No fim da década de 70, o dono da fazenda Alagamar vendeu sua imensa propriedade a um tal Antonio Galvão, de Timbaúba. Alagamar fica entre os municípios de Itabaiana e Salgado de São Félix. O novo proprietário resolveu expulsar os moradores, alguns com mais de meio século vivendo nas terras. Deu-se a luta dos agricultores ameaçados de expulsão, briga que contou logo com o apoio de Dom José Maria Pires, Arcebispo da Paraíba, Frei Hermano e um grupo de advogados ligados à Igreja. Parte da imprensa e alguns artistas também se engajaram nessa luta em favor dos colonos de Alagamar, contra a Polícia, o Exército e todo o aparato repressivo da ditadura militar então vigente. 

O conflito pela conquista da terra em Alagamar atraiu até uns militantes da arte em Itabaiana, ente eles Sanderli José, filho de Zé Ferreira, então presidente do Sindicato dos Trabalhadores Rurais. “Na época, eu tinha 18 anos, já era metido nas lutas sociais, porque fazia em Itabaiana um teatro político conscientizador, através do Grupo Experimental de Teatro de Itabaiana”, conta Sanderli. 

No seu brilhante romance “Relato de Prócula”, que acabei de ler, o escritor W. J. Solha narra o momento em que a polícia foi prender alguns agricultores que retiraram dos roçados o gado do patrão e replantaram o feijão destruído. O tenente separou quatro homens. A multidão gritou: “Esses homens estavam sozinho não!” O tenente: “Só esses foram denunciados. Portanto, os quatro subam no jipe e os demais estão dispensados”. Diante da insistência dos mais de cem trabalhadores em também serem presos, o tenente ordenou: “Então os quatro entrem no jipe, os demais sigam a pé para Itabaiana”. Uma mulher tomou à frente: “O senhor tenente me desculpe, mas esses quatro não são melhores do que a gente. O senhor vai indo na frente de jipe, a gente vai andando a pé atrás”. Sem poder com mais de cem, o tenente engatou a primeira e seguiu adiante, devagar, tendo atrás uns cento e tantos camponeses cantando coco de roda, dançando ciranda e chorando de emoção pela pequena vitória contra o braço do opressor, enquanto uma chuva fininha começava a cair, apagando os candeeiros. Foi uma longa jornada noite adentro até chegar em Itabaiana, de manhãzinha. 

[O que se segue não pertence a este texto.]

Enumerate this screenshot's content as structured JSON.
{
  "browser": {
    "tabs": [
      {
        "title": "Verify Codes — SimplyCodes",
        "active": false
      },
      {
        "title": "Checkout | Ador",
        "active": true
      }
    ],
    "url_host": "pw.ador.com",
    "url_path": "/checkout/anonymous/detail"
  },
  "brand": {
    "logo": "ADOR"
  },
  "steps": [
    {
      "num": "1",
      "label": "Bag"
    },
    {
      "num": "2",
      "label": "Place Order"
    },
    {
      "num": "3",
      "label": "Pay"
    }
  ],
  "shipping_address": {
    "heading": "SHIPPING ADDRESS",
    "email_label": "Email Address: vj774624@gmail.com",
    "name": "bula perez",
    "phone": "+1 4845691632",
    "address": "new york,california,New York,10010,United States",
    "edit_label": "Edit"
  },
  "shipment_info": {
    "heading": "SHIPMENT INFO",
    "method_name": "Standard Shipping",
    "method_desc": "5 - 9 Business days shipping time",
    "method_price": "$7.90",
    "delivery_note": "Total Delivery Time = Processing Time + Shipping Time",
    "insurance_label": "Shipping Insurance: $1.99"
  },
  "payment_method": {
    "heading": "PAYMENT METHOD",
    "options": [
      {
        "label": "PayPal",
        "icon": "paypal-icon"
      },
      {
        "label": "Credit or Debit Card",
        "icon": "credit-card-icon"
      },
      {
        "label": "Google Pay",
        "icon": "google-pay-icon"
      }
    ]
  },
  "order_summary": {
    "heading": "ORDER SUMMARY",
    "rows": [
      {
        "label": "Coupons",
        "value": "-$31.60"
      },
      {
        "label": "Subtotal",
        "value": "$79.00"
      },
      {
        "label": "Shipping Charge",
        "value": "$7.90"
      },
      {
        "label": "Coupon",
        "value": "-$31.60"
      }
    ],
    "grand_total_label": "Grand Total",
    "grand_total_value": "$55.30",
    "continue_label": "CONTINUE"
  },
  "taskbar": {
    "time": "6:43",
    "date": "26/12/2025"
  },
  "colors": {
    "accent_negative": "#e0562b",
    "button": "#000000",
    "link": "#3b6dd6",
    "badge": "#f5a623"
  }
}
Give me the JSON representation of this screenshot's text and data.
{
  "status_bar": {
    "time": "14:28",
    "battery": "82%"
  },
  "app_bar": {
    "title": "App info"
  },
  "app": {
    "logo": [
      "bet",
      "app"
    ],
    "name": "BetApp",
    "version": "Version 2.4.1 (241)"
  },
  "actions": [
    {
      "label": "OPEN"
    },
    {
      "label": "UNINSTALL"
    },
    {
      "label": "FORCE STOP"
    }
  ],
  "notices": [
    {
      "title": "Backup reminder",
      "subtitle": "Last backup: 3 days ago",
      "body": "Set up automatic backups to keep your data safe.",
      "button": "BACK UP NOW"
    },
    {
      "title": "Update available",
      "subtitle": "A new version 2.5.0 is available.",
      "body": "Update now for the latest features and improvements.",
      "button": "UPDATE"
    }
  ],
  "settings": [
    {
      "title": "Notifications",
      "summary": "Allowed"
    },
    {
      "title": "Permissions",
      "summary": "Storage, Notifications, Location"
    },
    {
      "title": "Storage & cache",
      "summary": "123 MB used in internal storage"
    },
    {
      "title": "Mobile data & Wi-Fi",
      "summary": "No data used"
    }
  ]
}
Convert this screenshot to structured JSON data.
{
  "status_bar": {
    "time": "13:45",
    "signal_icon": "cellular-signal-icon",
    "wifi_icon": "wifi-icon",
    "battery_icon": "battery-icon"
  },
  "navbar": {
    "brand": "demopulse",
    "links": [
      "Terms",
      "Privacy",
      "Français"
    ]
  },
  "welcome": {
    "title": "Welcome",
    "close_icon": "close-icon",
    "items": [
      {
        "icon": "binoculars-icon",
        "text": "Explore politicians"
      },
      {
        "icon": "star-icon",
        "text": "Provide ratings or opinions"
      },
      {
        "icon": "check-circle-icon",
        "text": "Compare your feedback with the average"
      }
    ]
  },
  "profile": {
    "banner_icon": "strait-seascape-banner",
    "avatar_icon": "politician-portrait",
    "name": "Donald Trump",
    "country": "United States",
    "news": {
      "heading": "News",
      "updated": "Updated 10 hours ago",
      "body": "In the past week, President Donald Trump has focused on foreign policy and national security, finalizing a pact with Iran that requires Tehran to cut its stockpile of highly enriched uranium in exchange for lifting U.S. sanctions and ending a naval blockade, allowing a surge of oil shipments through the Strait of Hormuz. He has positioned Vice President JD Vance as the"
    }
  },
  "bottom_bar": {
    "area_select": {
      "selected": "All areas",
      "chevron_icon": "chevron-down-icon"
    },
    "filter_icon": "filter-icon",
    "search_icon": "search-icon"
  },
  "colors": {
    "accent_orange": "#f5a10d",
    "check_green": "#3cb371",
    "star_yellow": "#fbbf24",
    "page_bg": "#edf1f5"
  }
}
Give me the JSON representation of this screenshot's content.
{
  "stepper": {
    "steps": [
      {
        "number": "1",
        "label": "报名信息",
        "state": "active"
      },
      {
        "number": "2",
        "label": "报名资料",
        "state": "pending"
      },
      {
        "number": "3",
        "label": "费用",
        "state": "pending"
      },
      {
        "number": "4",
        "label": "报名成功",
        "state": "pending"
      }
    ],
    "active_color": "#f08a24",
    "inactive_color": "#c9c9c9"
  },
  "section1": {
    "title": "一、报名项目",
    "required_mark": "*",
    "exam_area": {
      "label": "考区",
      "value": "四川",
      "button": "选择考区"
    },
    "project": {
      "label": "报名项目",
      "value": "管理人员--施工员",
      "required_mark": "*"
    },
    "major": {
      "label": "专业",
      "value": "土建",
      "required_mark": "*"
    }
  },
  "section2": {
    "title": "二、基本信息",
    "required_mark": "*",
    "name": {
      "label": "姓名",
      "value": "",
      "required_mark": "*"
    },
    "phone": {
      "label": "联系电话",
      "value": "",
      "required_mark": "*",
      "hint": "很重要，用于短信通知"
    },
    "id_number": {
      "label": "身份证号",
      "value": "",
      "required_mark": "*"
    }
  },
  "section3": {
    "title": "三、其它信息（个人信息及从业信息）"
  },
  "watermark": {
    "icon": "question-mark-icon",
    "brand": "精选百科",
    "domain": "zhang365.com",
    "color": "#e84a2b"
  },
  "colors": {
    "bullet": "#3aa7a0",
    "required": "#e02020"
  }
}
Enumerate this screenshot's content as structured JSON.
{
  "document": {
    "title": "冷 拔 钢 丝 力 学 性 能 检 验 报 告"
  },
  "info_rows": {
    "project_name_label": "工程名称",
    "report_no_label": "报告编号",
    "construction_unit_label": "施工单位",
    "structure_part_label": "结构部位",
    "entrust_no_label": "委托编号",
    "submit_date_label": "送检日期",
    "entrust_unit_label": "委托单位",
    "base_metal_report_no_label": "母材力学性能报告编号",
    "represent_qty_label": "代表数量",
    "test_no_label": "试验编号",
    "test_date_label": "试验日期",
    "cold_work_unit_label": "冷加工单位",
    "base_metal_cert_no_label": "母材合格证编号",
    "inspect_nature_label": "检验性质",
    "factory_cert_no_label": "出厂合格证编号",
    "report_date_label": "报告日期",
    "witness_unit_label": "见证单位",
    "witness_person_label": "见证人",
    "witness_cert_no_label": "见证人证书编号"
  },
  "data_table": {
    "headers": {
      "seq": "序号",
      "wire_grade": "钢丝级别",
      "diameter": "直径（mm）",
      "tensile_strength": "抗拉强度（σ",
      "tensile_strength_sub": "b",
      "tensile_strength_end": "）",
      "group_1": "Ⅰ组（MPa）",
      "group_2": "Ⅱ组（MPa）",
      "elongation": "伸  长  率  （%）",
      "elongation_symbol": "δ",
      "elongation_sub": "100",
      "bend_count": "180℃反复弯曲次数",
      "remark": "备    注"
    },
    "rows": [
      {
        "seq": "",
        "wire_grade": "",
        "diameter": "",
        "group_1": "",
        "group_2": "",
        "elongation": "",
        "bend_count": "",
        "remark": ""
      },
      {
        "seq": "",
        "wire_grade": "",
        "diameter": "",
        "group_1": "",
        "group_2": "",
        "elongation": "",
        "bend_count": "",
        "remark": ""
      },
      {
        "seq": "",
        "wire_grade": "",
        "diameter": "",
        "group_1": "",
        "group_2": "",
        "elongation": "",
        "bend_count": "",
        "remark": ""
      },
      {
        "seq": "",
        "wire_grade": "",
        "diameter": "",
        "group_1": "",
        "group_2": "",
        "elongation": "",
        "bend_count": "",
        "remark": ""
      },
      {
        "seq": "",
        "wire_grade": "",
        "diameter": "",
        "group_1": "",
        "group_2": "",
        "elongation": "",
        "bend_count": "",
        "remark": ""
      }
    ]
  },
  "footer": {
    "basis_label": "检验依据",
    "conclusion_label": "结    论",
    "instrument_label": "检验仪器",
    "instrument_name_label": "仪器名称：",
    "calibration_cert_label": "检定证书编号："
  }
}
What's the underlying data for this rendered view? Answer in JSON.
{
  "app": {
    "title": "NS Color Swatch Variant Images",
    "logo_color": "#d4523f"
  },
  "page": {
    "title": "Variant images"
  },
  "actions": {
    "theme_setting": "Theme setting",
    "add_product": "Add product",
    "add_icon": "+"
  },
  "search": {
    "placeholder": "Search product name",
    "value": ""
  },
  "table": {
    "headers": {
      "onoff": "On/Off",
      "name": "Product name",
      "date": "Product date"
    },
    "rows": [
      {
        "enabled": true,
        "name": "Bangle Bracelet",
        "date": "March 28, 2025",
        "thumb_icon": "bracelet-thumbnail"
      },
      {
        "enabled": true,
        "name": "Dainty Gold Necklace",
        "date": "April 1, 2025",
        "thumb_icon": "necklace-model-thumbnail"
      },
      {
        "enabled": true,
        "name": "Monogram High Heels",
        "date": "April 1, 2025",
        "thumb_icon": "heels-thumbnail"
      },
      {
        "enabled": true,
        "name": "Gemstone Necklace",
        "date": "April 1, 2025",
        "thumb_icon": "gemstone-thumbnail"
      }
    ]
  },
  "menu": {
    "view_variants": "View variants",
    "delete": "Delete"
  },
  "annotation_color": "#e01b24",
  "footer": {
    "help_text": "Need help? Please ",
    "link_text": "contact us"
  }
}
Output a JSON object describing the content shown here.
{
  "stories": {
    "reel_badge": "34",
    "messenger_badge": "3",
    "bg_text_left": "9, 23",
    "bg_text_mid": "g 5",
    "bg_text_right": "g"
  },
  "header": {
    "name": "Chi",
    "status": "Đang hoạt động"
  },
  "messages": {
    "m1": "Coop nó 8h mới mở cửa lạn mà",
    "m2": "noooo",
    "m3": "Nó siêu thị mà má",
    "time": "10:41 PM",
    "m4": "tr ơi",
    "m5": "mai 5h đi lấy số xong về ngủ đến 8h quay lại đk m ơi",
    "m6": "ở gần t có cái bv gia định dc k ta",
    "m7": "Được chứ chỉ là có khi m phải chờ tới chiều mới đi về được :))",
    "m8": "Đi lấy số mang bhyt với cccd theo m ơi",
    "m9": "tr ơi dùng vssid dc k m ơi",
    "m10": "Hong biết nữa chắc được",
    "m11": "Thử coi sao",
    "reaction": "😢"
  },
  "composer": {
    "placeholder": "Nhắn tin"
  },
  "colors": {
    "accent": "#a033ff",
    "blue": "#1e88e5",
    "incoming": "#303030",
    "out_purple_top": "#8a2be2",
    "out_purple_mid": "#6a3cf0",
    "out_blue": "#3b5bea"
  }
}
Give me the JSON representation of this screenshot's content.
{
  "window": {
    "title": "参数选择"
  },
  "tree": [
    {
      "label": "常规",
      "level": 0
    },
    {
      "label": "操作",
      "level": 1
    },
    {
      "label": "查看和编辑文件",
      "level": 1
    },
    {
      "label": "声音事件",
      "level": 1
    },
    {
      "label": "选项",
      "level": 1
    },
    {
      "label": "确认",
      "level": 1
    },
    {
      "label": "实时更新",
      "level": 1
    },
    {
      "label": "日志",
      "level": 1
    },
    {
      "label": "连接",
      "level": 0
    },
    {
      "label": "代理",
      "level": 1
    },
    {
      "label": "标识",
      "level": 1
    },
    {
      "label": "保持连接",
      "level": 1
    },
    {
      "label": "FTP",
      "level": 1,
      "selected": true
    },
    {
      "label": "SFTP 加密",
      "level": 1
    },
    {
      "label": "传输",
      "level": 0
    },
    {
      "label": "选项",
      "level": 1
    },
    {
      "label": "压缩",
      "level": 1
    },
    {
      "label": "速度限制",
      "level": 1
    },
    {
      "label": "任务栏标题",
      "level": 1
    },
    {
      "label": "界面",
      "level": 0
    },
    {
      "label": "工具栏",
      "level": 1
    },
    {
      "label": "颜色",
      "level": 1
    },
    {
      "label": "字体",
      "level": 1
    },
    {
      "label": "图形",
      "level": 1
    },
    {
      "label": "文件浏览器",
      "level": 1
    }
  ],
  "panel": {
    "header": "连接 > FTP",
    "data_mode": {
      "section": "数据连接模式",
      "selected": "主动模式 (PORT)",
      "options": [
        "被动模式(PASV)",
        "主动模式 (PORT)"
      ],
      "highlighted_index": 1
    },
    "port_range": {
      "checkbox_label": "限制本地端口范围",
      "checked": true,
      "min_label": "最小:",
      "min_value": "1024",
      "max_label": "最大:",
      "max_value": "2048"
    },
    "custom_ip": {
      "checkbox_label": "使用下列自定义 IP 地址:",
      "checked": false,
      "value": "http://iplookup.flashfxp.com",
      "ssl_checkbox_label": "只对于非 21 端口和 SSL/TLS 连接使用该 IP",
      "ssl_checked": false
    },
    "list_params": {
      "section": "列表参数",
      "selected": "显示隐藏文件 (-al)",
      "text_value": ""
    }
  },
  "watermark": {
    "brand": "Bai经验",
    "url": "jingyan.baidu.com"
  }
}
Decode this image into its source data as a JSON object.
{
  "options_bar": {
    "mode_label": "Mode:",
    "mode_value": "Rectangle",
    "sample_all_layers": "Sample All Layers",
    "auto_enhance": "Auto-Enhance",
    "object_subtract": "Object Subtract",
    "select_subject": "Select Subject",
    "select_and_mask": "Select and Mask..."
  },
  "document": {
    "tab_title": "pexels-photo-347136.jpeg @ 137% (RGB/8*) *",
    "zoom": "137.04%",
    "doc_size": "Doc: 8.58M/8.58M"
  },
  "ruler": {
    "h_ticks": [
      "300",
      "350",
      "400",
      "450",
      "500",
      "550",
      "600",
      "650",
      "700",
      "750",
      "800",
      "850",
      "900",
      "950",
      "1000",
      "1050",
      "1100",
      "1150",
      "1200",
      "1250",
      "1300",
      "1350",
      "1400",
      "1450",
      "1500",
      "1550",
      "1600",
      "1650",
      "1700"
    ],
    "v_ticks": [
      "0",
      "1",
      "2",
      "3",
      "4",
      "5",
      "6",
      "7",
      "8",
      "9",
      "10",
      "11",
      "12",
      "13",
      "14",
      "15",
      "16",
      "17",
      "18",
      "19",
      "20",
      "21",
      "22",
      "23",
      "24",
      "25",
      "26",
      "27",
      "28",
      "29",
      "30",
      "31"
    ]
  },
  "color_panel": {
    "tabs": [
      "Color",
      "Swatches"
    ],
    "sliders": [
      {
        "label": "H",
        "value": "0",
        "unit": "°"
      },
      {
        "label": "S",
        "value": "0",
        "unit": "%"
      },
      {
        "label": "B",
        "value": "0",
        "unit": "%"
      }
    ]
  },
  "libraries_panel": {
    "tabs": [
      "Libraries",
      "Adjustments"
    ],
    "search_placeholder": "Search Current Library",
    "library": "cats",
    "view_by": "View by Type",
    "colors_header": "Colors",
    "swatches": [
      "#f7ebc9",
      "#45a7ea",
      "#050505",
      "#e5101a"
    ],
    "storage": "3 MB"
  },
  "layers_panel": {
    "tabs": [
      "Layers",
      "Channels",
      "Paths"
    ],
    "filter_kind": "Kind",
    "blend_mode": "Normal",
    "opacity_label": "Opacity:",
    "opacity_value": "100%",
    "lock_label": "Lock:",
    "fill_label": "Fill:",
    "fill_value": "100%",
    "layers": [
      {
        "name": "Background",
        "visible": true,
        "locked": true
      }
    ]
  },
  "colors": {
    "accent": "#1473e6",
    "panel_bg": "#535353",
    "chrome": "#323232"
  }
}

Em Itabaiana, eu, Sanderli e Pedro Lourenço passamos a noite trancados na sede do Sindicato dos Trabalhadores Rurais, na Rua do Carretel, pintando faixas de apoio aos trabalhadores de Alagamar, tomando Ron Montilla com laranja e olhando pelas brechas das portas os soldados na calçada, vigiando nossos movimentos e tentando intimidar. Logo cedo, encostou um carro de som de Ivo Severo. Saímos do Sindicato, passamos pela fileira de soldados, entramos no carro e começamos as palavras de ordem: “Que viva Alagamar! Reforma agrária já!”. Encontramos os camponeses perto de Campo Grande, capitaneados por elementos da ala progressista da Igreja Católica e outros setores de vanguarda da Paraíba. Uns para dar apoio moral ao movimento, outros emprestando o apoio jurídico e logístico. O poeta Severino Izidoro Faustino, de Salgado de São Félix, era uma das lideranças, com Zé Antonio e Ciço Tributino. Mais tarde, Severino Izidoro Faustino, da fazenda Maria Melo, comporia o Hino de Alagamar, que serviu de base para a “Cantata pra Alagamar”, de W. J. Solha e o maestro Alberto Kaplan, obra de quem falaremos no próximo post.